Amazon is a consumer marketing, retail, and tech company with enough of the ingredients to succeed as an advertising company. After all, Google was a tech company that ventured into an ad-supported business and is now a full-fledged media business.
While some are quick to argue that there’s technically no reason why Amazon can’t replicate Google’s success, there are many hurdles in Amazon’s path.
Seattle is far from Madison Avenue. When Google bought YouTube, it already boasted a massive ad business via AdSense. Sure, Google’s early monetization plans for YouTube faltered, but eventually, it got it right.
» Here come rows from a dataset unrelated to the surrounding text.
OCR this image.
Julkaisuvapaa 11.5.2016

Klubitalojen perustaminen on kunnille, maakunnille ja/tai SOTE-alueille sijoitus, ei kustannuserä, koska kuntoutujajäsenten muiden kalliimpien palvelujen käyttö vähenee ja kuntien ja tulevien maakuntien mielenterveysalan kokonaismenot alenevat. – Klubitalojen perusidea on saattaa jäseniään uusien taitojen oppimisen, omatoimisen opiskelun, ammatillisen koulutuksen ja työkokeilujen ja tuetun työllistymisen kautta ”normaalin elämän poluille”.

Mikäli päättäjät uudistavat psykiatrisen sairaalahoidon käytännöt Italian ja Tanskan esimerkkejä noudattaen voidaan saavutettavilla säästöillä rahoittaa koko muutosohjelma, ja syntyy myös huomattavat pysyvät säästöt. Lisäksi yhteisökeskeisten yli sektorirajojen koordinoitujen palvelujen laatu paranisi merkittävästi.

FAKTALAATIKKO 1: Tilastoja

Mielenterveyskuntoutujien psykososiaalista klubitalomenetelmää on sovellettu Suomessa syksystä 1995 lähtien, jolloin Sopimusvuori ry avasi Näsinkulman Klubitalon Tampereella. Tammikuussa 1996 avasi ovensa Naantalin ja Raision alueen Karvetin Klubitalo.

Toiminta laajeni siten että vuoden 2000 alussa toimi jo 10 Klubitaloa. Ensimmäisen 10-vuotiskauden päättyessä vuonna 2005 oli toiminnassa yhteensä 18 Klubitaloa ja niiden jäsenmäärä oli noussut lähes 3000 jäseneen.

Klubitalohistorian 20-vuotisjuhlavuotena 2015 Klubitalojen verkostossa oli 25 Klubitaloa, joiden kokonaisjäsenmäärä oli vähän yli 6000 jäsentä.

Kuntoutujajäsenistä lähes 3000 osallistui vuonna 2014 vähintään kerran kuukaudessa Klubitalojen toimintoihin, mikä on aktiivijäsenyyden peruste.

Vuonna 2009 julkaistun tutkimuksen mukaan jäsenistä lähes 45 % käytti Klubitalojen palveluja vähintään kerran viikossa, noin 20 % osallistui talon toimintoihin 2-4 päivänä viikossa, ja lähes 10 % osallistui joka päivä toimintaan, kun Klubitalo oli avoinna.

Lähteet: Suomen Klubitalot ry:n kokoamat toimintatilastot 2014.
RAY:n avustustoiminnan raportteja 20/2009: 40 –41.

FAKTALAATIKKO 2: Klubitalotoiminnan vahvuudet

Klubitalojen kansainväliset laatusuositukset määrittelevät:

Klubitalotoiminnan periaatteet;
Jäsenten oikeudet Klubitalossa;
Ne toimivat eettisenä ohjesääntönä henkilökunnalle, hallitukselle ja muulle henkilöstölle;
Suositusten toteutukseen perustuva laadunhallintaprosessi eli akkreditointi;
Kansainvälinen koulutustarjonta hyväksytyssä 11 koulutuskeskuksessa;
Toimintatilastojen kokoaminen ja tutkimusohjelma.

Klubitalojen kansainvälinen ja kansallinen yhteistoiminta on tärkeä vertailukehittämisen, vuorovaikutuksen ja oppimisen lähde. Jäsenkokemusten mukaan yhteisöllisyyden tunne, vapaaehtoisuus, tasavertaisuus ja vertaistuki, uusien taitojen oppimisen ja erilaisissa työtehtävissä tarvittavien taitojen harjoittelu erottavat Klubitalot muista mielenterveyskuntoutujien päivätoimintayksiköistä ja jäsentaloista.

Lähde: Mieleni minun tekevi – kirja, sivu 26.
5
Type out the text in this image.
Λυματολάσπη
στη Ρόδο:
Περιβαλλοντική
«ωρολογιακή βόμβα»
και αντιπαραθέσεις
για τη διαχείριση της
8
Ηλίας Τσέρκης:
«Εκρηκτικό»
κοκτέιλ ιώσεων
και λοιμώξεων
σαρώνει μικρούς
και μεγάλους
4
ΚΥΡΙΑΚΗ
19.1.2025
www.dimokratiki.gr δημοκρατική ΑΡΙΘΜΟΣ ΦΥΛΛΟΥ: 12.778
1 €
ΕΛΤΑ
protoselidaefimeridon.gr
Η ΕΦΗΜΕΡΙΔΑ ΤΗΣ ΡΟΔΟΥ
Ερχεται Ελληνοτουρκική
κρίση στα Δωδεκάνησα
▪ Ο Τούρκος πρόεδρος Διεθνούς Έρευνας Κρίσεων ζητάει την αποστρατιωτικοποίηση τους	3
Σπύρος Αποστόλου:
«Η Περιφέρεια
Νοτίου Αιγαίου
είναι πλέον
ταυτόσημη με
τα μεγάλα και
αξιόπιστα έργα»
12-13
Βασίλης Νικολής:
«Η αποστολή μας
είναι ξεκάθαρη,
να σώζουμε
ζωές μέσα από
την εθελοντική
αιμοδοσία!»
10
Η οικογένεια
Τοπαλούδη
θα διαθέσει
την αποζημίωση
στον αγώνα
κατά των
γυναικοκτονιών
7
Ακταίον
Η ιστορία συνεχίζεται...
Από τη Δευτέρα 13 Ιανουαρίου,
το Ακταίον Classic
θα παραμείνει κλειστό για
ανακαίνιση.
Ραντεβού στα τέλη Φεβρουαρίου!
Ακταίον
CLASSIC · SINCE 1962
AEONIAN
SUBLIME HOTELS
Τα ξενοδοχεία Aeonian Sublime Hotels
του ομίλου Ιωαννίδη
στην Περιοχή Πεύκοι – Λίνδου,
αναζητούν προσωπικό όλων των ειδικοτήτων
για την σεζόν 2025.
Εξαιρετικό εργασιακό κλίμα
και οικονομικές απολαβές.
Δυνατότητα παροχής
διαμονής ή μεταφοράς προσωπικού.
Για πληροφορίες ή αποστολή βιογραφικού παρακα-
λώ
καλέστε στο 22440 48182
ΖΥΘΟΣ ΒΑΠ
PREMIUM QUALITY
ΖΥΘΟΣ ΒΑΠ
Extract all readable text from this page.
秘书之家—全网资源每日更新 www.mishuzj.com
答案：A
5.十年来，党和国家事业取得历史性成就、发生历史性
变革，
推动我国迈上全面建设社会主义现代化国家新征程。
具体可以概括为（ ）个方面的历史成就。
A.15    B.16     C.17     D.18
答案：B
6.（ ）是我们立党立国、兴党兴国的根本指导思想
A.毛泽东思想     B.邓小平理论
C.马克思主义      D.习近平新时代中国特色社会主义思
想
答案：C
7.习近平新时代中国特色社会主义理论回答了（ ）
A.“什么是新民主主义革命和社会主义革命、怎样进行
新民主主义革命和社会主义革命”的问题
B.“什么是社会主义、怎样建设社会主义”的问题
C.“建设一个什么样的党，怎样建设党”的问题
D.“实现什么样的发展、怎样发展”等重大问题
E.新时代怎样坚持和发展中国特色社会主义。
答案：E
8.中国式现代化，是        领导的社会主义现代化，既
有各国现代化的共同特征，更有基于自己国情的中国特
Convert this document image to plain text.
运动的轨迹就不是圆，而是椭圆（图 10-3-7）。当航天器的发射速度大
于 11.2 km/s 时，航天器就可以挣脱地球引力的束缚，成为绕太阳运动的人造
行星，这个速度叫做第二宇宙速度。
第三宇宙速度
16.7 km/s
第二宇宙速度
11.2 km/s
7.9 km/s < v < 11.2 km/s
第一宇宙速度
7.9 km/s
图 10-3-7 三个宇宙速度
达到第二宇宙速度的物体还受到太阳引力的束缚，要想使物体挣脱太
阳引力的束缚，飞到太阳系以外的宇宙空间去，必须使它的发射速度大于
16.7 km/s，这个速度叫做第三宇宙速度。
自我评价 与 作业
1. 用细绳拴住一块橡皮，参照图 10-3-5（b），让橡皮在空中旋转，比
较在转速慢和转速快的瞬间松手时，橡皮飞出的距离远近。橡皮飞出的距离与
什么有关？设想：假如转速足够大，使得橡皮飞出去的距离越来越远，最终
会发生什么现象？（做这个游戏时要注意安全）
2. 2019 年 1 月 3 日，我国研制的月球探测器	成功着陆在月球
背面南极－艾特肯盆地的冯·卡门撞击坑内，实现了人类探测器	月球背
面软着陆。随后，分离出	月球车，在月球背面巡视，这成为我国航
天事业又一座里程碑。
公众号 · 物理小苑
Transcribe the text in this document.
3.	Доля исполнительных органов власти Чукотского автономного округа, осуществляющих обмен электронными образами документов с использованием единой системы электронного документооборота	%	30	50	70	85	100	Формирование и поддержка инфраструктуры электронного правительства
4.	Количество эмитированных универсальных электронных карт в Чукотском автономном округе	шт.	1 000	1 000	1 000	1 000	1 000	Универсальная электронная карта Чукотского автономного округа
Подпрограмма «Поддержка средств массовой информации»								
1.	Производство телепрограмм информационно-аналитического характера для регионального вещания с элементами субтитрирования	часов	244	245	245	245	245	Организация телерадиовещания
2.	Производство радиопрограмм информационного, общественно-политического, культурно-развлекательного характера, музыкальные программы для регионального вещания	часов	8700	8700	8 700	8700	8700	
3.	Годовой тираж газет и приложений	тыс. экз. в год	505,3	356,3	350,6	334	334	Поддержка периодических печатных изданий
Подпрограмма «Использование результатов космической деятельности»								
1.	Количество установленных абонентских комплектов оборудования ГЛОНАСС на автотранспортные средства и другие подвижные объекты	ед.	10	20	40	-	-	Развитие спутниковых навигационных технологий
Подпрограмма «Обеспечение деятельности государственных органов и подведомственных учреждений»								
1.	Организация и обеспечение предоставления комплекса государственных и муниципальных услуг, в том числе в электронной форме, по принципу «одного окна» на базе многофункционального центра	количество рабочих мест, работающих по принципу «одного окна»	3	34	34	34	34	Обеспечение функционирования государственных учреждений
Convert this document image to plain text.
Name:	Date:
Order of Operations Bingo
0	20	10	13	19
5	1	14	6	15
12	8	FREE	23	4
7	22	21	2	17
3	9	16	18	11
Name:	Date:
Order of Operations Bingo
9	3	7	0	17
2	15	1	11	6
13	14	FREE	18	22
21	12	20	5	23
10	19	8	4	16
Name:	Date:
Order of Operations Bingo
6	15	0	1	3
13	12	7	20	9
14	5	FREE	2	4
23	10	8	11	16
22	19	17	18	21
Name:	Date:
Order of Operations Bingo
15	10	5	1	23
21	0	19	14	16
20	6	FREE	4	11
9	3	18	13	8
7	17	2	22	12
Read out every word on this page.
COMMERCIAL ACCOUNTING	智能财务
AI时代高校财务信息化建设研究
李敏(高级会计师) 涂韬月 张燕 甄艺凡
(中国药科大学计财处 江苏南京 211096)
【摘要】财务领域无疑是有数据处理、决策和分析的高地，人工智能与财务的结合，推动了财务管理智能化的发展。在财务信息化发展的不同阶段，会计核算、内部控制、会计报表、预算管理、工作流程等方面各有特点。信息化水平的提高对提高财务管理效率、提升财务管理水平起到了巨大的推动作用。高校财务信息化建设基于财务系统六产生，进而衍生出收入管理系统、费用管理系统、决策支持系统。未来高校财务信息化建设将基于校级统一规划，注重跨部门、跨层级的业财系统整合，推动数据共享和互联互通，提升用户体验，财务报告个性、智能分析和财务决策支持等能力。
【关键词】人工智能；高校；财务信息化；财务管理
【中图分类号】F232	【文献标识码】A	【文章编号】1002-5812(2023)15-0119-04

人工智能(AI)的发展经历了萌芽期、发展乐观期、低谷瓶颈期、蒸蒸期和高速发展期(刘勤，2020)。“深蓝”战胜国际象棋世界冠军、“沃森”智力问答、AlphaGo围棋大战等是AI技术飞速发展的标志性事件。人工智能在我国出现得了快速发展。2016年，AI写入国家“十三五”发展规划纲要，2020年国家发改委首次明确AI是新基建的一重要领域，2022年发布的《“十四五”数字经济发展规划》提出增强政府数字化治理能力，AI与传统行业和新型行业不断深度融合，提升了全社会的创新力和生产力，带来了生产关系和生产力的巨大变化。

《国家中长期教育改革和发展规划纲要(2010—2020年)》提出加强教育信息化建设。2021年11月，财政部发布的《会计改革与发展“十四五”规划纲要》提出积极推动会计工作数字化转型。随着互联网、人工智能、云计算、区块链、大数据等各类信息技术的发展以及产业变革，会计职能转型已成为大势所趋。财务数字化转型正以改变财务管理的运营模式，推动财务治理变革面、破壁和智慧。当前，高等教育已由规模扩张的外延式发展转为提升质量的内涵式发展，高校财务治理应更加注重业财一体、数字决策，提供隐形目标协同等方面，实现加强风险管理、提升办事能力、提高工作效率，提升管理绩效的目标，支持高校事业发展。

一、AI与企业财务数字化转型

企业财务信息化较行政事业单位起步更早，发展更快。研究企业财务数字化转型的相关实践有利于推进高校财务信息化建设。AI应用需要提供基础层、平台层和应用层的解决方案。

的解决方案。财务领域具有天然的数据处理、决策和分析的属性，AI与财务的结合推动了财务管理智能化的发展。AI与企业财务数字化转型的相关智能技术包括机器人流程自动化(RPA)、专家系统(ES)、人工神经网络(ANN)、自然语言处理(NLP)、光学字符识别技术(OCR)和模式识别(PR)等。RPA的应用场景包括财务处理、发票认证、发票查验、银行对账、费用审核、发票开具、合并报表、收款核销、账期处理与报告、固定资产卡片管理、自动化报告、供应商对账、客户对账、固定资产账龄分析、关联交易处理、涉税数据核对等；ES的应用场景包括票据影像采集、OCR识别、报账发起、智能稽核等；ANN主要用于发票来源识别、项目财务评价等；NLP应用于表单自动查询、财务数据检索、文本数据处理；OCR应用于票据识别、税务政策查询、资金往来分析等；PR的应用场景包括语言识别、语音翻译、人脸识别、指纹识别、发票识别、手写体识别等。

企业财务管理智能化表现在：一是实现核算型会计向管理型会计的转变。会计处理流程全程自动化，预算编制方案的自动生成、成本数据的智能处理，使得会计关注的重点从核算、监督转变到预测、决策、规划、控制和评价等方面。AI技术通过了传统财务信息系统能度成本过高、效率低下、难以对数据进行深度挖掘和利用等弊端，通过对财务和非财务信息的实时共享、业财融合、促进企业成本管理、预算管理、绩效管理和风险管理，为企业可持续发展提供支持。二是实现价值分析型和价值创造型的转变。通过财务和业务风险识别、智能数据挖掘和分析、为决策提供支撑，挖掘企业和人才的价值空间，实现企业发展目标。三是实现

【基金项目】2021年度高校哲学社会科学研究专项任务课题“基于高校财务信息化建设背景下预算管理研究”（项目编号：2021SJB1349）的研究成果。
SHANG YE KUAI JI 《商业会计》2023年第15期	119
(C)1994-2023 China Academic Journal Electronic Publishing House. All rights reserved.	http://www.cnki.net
Today, YouTube is a monster in video advertising, and its TruView offering fends off attackers before they can even take aim.
Jeff Bezos has always put profits behind market share and growth. That’s a good thing, because online video has abysmal margins early on. But to succeed with content owners, Amazon’s revenue share and performance-based mantra won’t fly with most content owners who will likely welcome a competitor to Google but will likely demand or seek some kind of guarantees until they have enough results to determine if Amazon is a worthy competitor.
Last but certainly not least, Amazon’s shoppers are a very good audience to serve ads to; that explains why marketers embrace Amazon’s ad offering. However, Amazon doesn’t have a captive audience that is voraciously watching content, nor does it have the content aggregation juggernaut that feeds the engine to the tune of 100 hours of content uploaded per minute.
Amazon has some of the ingredients — but just because the recipe is readily available for all to see doesn’t mean that the end result is the right dish.